No overlaps. No insufficient gaps. Clean isolation.

The scene boundary gaps (6 × 1.5s) plus the comedy breaths and food transitions provide generous breathing room between voice segments. The SEQUENCED shots (16 and 19) both have 0.5s internal gaps between speakers — compliant.

4. TTS Inflation Scenario — SAFE ✓

Scenario	Runtime	Status
Base (as scripted)	229s (3:49)	✓ Within target
After +1s buffer fix	239s (3:59)	✓ Within target
Worst-case 20% TTS inflation (after fix)	~264s (4:24)	✓ Under 5:00 ceiling
All shots needing atempo correction	10 shots	Manageable

Even in the worst case, we have 36 seconds of headroom before hitting the 5:00 hard ceiling. This is a comfortable margin.

5. Pacing Quality Assessment

What’s Working

Hook tempo (Scene 1): Fastest average shot (4.7s). Gets to THE CRACK in 14 seconds. Excellent — hooks the audience immediately.
Comedy breathing: The two explicit comedy breaths (6s in Scene 3, 5s in Scene 4) are well-placed — after the two biggest punchlines (“Your kitchen is a crime” and the jar mosaic reveal). Plus the post-delivery holds (1.5-2.5s) on all grandmother dialogue. The deadpan has room to land.
Narration clusters: fluorite-idea delivered on the cluster request. VO comes in bursts of 2-3 shots, then retreats for food transitions, comedy beats, or dialogue. The Appendix C cluster map confirms the architecture.
Food transitions: 6 food transitions at 3s each (plus 1 final at 4s) = 22s of visual breathing. These serve as structural punctuation — they’re doing the work dissolves would normally do, and they’re spaced evenly across the film.
The CRACK placement: Shot 27 at approximately 2:40 into the film. Slightly past the 2/3 mark — correct for a climax. It gets 5 seconds of total silence (2s pre + 1s post + 2s chew). Maximum sonic impact.
Scene 5 density: The Recipe scene is the longest (43s, 7 shots) and has the most voice variety (VO + SEQUENCED + DIALOGUE alternating). This is correct — the emotional core of the film gets the most screen time and the most intimate vocal texture.

Flags (Non-blocking)

Scene 7 is tight at 22s (4 shots). Resolution → transfer → final joke → final image. This moves briskly. It works for deadpan comedy (don’t linger on sentiment), but I’ll be watching this in the rough cut — if the ending feels rushed, I may need to add 2-3s to Shot 31 or 33.
Shot 27 (THE CRACK) at 5s is generous for a SILENT shot.

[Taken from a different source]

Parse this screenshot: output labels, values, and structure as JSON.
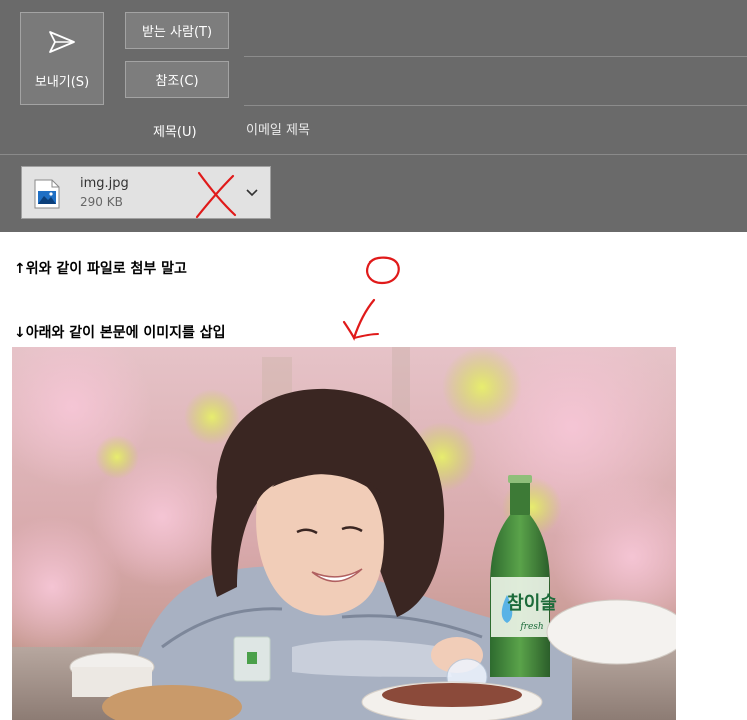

The playbook warns that SILENT sequences >10s risk comprehension issues, but 5s is fine — especially since the visual action (bite → crunch → chewing → eyes going inward) is unambiguous. No risk.
The voice-to-silence ratio (4.5:1) is high. 122.5s of voice content vs 27s of silent shots. This is appropriate for this film — the narration IS the storytelling engine, and the silent shots are all brief food transitions or THE CRACK. The Blind Watch test is bullet-proof with this ratio.

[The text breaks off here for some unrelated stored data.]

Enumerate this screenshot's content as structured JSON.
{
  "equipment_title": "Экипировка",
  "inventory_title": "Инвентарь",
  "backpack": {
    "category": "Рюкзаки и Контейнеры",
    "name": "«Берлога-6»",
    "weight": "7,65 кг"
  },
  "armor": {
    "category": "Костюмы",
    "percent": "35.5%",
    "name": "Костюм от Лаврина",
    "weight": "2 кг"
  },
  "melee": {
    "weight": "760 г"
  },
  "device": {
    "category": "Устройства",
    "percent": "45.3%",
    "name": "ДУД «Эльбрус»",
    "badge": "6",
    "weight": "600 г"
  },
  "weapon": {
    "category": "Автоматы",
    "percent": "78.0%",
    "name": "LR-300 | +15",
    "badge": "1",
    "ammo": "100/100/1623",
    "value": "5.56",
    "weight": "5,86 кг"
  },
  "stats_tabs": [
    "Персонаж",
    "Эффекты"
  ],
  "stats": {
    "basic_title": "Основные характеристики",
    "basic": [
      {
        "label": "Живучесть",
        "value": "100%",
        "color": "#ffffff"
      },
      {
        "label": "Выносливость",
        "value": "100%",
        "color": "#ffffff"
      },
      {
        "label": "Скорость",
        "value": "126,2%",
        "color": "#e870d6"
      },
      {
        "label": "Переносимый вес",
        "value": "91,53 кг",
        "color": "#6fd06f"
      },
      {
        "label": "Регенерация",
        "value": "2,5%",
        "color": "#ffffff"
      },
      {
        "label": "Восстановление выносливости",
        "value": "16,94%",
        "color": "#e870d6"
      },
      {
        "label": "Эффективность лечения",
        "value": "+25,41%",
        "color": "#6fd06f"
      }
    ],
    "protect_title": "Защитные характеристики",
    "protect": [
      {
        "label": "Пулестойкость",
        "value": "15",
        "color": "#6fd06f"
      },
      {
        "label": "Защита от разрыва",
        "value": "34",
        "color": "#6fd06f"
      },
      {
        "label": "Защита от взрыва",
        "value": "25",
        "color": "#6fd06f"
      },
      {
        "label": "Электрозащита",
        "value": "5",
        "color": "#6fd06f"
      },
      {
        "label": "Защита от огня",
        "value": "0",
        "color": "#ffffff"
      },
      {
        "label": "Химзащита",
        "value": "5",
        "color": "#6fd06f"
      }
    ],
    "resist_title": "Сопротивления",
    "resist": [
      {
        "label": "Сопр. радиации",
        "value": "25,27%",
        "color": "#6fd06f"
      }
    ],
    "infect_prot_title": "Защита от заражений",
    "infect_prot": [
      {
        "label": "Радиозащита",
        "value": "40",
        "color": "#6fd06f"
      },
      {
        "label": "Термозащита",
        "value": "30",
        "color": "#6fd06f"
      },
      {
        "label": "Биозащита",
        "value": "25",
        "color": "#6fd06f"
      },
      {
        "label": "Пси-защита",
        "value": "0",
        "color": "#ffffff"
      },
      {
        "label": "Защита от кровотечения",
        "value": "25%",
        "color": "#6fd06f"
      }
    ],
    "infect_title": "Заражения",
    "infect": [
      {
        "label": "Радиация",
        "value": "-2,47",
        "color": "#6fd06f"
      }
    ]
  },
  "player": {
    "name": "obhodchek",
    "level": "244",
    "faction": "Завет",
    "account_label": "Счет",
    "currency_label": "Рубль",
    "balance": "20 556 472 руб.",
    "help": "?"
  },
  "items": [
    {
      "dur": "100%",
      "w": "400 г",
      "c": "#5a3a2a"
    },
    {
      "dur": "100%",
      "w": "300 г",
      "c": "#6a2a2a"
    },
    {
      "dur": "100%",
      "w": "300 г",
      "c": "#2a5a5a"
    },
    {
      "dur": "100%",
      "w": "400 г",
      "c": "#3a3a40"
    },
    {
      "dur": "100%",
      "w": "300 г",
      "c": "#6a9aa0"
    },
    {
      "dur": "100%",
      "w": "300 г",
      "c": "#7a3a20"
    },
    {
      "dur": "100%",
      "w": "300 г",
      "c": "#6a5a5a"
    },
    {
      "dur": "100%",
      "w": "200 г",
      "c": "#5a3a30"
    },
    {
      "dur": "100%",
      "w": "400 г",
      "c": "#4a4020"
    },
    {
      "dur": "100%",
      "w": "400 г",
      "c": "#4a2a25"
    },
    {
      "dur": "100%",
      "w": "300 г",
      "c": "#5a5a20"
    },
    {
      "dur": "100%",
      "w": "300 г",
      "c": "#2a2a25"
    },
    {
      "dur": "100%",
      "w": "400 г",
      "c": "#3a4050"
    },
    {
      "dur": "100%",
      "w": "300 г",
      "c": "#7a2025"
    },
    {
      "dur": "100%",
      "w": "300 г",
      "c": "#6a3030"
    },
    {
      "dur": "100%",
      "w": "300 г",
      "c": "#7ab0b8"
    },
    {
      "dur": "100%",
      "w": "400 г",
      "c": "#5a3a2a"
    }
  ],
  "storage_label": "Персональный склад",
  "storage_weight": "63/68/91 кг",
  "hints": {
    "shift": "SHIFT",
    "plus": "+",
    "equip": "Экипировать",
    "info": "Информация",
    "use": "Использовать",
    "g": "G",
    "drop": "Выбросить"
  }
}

6. Vocal Track Budget (for Timeline Construction)

These are the tracks I’ll need at Step 6:

Track ID	Role	Stem Count	Total Voice Time
VO-NARRATOR	voice	~12-15 stems	~72s
DLG-GRANDMOTHER	voice	~7-9 stems	~22s
DLG-GRANDDAUGHTER	voice	2 stems (from SEQUENCED)	~3.5s
IM-GRANDDAUGHTER	voice	1 stem	~6s
SCORE	music	6 stems	~185s (60-70% coverage)
V1	video	33 clips	Full runtime

7. Summary

Check	Result
Total runtime (3:00-5:00)	✓ PASS — 229s (3:49), or 239s (3:59) after buffer fix
Voice isolation	✓ PASS — all 26 transitions compliant
TTS buffer (20%)	⚠ CONDITIONAL — 10 shots need +1s each
Vocal classification	✓ PASS — all 33 shots correctly tagged
Pacing architecture	✓ PASS — good tempo arc, breathing, comedy timing
Blind Watch genre check	✓ PASS — comedy confirmed, not drama
Runtime safety margin	✓ PASS — 36s headroom to 5:00 ceiling even at worst-case

ACTION REQUIRED for fluorite-idea:

Extend 10 narrator VO shots by +1 second each (shots 1, 4, 8, 10, 13, 14, 18, 20, 26, 31). This is the only blocking issue. No other changes needed.

Mathematical Pacing Review complete. Ready for Step 2 coach check-in once buffer fix is confirmed.